Нам часто приносят вести о гибели целых городов; но мы-то, к кому часто приходят эти вести, большая ли часть всего мира? Так воспрянем духом перед лицом всего случайного, и что бы ни произошло, будем знать: беда не так велика, как гласят о ней слухи.
Выгорел богатый город, украшенье провинций, бывший их частью, но частью особой, и при этом стоявший на одном, не слишком высоком холме. Но когда-нибудь время изгладит даже следы всех тех городов, о величье и благородстве которых мы слышим теперь. Разве ты не видал, как в Ахайе изничтожились уже и основанья славных городов и не осталось ничего, что свидетельствовало бы о самом их существованье?
Рушится не только рукотворное, череда дней опрокидывает не только воздвигнутое человеческим искусством и усердием; оплывают горные цепи, волны покрывают те места, откуда моря и вдали не видно было; огонь опустошил холмы прежде сверкавшие огнями, обглодал прежде высокие вершины – утешенье мореходов, их маяки, – сравнял их с низинами.
Творенья самой природы терпят урон – потому-то мы должны спокойно сносить гибель городов. Они возникают, чтобы упасть; всех ждет один конец: сбрасывает ли внутренняя сила и напор сдавленного дыханья пригнетавший их груз, вырываются ли запертые в глубине потоки, прорывает ли напор пламени плотность почвы, ведет ли медленное наступленье ветхость, от которой ничто не защищено, изгоняет ли народы тяжелый климат, превращая их жилище в пустыню.
Слишком долго перечислять дороги судьбы. Знаю только одно: все создания смертных обречены смерти, мы живем среди бренности.
Сенека
Нужно думать обо всем и укреплять дух против всего, что может случиться. Держи в мыслях ссылку, пытки, войны, болезни, кораблекрушенья. Случай может отнять у тебя родину и тебя – у родины, может бросить тебя в пустыню, может сделать пустыней место, где сейчас задыхаются в толпе.
Пусть перед глазами у тебя будет все, что входит в человеческий удел. Будем предвосхищать в душе не то, что происходит часто, а самое худшее, что может произойти, если только мы не хотим пасть духом, поражаясь необычному как небывалому.

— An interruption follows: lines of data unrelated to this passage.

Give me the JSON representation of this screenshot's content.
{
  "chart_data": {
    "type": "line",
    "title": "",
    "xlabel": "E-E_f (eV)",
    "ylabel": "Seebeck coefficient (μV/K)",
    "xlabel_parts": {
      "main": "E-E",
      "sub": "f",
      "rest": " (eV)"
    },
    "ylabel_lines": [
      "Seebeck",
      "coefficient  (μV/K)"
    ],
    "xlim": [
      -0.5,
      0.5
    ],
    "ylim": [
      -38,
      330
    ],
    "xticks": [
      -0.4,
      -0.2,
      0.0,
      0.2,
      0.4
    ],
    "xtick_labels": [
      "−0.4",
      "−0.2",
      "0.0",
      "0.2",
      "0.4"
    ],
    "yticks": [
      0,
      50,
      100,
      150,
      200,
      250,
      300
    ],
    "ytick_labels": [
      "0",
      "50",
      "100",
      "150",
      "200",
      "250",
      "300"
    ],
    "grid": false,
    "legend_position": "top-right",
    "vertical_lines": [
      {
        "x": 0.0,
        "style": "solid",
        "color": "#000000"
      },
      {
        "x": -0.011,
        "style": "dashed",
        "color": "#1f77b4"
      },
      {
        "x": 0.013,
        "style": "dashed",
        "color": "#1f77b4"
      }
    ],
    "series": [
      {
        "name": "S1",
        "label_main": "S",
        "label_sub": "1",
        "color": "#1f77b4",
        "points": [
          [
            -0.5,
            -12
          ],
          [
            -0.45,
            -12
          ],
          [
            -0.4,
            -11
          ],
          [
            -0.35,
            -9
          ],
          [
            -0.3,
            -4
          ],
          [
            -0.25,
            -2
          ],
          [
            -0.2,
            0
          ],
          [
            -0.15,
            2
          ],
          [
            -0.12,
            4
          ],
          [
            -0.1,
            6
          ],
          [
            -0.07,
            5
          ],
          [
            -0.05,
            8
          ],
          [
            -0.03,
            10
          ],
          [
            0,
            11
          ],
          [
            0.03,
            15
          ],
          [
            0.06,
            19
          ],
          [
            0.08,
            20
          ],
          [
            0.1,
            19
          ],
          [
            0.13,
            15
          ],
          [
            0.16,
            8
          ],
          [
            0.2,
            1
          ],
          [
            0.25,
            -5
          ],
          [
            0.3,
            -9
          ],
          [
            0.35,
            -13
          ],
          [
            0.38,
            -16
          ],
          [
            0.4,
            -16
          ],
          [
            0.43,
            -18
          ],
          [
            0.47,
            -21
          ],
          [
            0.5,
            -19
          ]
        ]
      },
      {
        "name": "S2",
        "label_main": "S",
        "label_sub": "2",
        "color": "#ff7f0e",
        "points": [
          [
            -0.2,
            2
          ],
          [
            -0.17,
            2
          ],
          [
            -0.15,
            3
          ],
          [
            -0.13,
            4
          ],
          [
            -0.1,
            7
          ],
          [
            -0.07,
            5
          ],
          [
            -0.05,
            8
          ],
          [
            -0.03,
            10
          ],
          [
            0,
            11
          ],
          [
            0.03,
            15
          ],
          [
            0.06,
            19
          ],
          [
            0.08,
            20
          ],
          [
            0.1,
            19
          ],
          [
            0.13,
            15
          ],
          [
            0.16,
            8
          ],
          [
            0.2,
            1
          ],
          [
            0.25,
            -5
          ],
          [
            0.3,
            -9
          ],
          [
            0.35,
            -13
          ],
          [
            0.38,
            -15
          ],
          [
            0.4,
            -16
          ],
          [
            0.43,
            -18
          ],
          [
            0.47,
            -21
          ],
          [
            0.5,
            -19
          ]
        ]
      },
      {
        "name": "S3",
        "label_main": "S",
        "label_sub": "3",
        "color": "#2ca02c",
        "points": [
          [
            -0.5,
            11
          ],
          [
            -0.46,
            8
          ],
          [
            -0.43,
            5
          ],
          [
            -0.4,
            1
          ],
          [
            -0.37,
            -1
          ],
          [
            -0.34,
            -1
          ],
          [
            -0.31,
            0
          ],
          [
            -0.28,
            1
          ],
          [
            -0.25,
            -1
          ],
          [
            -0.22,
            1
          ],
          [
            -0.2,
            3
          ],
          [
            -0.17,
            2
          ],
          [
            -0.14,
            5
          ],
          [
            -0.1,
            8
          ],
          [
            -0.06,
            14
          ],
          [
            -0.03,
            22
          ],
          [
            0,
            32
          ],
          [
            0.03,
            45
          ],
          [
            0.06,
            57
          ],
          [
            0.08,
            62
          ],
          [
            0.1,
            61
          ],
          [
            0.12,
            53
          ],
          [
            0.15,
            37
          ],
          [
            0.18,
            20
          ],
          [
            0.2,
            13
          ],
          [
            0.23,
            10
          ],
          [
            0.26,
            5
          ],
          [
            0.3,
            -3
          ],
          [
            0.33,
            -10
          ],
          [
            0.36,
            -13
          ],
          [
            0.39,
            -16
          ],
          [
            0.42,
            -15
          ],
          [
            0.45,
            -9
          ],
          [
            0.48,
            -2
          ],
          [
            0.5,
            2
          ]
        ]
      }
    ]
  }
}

Нужно иметь в виду все, что под силу фортуне.
Сенека
Все неожиданное гнетет нас сильнее, невиданность прибавляет тяжести бедствиям, всякий смертный, удивляясь, горюет больше. Поэтому ничто не должно заставлять нас врасплох. Нужно посылать душу навстречу всему и думать не о том, что случается обычно, а о том, что может случиться.
Сенека
– Разве не обманет меня наступающий час? Ведь обманывает все, что застигает врасплох ничего не ведающего.
Что будет, я не ведаю, а что можешь быть – знаю. И ничто не приведет меня в отчаянье, ибо, я жду всего, а если что меня минует, я считаю это за удачу. Наступающий час обманет меня, если пощадит; да и этим не обманет: ведь если я знаю, что все может случиться, то знаю также, что не все случится непременно. Поэтому я жду удачи, но готов к бедам.
Сенека
Помни, что, как странно изумляться, если смоковница производит смокву, точно так же – если мир производит нечто, что производить ему свойственно. Ведь неуместно врачу и корабельщику предаваться изумлению, если какой-нибудь человек заполучил лихорадку, или если поднялся проливный ветер.